A propos de ce blog

J’ai deux blogs (en réalité, j’en ai beaucoup plus, mais les autres sont secrets 😉 ) :

  • Ce qu’on a perdu en rêve : c’est mon blog-notes, mon carnet en ligne, dans lequel je consigne tout ce dont je veux garder une trace ou tout ce qui me plaît ou m’intéresse. Ce qu’on a perdu en rêve (cette expression vient d’une citation de Robert Musil), c’est ce qu’on a gagné en réalité. C’est donc mon blog de curation de contenus.
  • Celui sur lequel vous êtes en ce moment, Avec ou sans bruits parasites : j’y fais part de mes réflexions, de mes idées, de mes astuces…

    Son titre vient d’un passage du Loup des steppes de Hermann Hesse (1927) :

    [Le narrateur est engagé dans une conversation avec sa logeuse.]

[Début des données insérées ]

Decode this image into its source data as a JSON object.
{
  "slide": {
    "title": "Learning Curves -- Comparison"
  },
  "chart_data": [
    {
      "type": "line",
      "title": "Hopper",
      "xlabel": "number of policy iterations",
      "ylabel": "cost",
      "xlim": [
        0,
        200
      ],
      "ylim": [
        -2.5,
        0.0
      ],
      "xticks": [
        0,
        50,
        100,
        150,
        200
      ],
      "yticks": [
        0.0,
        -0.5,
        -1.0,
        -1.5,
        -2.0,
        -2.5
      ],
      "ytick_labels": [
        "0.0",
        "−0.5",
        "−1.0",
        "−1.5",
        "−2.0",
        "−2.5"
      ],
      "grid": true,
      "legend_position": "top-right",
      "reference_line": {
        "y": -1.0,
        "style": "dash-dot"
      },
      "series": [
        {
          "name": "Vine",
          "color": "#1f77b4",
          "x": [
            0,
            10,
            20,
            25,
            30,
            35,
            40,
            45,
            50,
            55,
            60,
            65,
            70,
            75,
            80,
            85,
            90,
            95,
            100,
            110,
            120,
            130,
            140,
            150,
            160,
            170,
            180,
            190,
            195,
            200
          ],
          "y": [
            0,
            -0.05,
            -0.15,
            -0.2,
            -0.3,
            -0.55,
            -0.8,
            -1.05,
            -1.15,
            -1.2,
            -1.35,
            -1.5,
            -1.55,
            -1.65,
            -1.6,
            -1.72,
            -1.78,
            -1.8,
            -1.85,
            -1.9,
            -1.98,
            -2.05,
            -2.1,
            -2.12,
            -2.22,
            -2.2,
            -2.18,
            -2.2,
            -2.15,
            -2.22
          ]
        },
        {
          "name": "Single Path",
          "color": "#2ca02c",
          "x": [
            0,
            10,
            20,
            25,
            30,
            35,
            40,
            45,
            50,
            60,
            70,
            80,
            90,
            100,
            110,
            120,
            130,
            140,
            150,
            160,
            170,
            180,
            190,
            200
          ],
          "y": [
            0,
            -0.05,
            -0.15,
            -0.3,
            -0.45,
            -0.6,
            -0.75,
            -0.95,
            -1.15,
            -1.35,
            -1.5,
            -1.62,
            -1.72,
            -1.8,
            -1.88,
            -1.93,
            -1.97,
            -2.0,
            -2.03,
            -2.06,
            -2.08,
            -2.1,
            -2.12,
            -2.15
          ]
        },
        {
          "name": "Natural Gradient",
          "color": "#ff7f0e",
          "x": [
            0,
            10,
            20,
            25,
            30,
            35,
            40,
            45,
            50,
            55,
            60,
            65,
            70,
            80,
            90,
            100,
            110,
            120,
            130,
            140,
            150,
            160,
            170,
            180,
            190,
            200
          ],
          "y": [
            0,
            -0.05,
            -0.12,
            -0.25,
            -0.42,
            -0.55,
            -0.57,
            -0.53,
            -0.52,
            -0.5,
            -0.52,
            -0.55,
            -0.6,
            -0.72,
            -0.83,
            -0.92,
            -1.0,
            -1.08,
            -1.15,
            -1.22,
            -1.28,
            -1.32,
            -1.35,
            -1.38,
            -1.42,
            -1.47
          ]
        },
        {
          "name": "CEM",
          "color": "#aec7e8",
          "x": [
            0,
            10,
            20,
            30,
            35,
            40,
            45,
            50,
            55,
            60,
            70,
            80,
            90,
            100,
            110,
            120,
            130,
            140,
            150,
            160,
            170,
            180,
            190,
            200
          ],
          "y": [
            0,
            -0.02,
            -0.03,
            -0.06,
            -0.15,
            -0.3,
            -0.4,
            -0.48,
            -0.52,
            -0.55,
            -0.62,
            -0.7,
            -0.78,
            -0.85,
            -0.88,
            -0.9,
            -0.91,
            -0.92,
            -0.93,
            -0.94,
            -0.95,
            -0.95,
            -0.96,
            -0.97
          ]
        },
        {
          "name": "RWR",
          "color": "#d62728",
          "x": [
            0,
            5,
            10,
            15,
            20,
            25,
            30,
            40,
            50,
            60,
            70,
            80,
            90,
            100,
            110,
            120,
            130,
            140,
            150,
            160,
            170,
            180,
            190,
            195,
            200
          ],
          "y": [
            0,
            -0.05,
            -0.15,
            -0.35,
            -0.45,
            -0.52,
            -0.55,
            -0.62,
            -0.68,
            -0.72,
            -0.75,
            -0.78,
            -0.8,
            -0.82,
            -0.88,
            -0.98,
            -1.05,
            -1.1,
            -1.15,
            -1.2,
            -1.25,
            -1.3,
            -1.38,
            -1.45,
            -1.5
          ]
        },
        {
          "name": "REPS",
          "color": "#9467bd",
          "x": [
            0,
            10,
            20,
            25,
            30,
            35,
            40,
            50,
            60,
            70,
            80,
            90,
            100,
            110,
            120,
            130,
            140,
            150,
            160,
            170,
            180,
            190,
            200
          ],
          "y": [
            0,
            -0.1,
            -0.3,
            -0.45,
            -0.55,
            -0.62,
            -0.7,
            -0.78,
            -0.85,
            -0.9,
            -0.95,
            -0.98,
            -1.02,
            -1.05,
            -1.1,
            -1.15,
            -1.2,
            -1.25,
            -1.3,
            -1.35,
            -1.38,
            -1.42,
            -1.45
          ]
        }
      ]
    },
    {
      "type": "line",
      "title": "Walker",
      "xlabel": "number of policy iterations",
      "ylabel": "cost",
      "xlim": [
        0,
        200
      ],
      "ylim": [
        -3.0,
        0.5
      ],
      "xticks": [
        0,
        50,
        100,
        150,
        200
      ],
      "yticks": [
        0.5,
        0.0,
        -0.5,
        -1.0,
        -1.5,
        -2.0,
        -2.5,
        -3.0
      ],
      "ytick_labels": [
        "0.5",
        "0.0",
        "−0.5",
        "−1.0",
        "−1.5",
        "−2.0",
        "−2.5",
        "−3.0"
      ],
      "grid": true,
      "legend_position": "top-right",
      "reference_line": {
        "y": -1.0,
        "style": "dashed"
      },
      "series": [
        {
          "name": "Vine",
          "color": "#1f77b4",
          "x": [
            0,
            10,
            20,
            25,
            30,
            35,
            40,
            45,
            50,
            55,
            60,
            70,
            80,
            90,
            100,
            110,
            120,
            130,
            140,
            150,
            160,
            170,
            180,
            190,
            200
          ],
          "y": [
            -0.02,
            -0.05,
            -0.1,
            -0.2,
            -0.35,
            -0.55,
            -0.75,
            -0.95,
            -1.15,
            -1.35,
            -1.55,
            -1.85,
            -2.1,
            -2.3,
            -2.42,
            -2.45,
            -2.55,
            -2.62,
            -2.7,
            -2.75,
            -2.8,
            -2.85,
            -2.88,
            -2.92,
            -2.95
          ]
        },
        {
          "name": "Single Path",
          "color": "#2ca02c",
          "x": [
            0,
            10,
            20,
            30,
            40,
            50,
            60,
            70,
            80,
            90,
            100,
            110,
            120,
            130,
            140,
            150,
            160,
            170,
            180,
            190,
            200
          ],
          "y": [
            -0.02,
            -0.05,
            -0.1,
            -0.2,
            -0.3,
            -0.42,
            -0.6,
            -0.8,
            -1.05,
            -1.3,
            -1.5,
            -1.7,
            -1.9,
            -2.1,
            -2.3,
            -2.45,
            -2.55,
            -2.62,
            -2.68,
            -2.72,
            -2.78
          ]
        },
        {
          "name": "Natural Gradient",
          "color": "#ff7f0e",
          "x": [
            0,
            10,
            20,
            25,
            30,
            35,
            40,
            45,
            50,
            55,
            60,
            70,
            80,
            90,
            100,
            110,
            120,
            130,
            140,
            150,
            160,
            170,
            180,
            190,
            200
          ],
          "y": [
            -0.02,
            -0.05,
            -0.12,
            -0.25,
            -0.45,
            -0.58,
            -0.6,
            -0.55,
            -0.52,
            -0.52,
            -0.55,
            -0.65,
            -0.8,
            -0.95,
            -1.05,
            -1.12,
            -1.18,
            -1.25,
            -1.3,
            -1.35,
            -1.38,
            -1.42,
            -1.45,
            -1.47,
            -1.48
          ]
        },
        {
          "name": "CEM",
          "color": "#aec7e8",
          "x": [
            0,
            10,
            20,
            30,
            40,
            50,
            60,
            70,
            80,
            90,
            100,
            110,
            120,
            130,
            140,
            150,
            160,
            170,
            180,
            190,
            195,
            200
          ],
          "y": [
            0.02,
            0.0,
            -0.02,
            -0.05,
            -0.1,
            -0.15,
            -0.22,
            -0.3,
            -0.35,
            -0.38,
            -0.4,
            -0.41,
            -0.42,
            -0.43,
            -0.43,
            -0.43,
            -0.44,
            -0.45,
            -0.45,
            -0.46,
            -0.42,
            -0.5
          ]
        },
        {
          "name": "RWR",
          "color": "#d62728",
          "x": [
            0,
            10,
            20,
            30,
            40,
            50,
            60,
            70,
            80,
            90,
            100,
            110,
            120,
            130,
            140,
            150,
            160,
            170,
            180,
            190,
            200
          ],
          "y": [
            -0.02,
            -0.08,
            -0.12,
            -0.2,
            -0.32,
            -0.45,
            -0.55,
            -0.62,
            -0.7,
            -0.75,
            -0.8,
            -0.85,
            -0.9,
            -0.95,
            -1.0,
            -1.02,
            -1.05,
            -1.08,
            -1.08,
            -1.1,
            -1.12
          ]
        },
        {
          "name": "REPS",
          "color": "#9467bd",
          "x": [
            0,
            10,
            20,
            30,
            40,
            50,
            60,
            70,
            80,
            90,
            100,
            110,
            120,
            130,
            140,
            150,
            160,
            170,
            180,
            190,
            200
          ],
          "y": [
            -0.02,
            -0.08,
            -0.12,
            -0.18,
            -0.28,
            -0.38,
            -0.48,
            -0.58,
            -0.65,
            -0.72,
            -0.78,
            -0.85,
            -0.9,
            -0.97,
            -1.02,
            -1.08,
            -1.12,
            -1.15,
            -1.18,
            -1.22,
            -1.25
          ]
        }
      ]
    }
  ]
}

    Nous parlâmes également de son neveu et elle me montra, dans une pièce attenante, le dernier objet qu’il avait réalisé pendant ses moments de loisir. Il s’agissait d’une TSF. Le jeune homme, assidu à la tâche, passait ici ses soirées à fignoler cet appareil. Il était enthousiasmé par le principe de la transmission sans fil et s’agenouillait pieusement devant le dieu de la technique qu’il révérait. Au bout de milliers d’années, ce dieu était parvenu à découvrir et à représenter de manière extrêmement imparfaite, des choses que chaque penseur connaissait depuis toujours et utilisait avec plus d’intelligence. Nous évoquâmes ce sujet car la tante se montrait légèrement encline à la piété et ne détestait pas les discussions de nature religieuse. Je lui déclarai que l’omniprésence de toutes les forces et de tous les actes accomplis dans le monde était déjà parfaitement connu des anciens hindous. En construisant un appareil encore terriblement imparfait, capable de recevoir et de diffuser les ondes sonores, la technique avait simplement porté à la conscience universelle un petit fragment de ce savoir. Quant à l’élément essentiel de cette vérité ancienne, la non existence du temps, la technique continuait de l’ignorer aujourd’hui. Au bout du compte, cependant, cet élément serait naturellement « découvert » lui aussi et tomberait entre les mains des ingénieurs affairés. On s’apercevrait peut-être très prochainement que, de même que nous pouvons entendre à Francfort ou à Zurich des concerts joués à Paris et à Berlin, nous baignons dans le flot permanent des images et des événements présents, immédiats. Mais ce n’était pas tout. On comprendrait également que l’ensemble des événements survenus depuis la nuit des temps sont enregistrés et présents de la même manière que le reste et qu’un jour, sans doute, nous entendrions parler le roi Salomon et Walter von der Vogelweide, avec ou sans fil de transmission, avec ou sans bruits parasites.

    et il ajoute :

    Pour finir, je déclarai que, tout comme les débuts actuels de la radio, cela permettrait uniquement à l’humanité de fuir face à elle-même, face à ses buts ultimes, et de s’environner d’un réseau de plus en plus serré de distractions et d’occupations vaines.

    Il me semble que le « flot permanent des images et des événements présents, immédiats » et le « réseau de plus en plus serré de distractions et d’occupations vaines » sont d’assez bonnes descriptions d’internet et de ce qui est devenu notre vie quotidienne.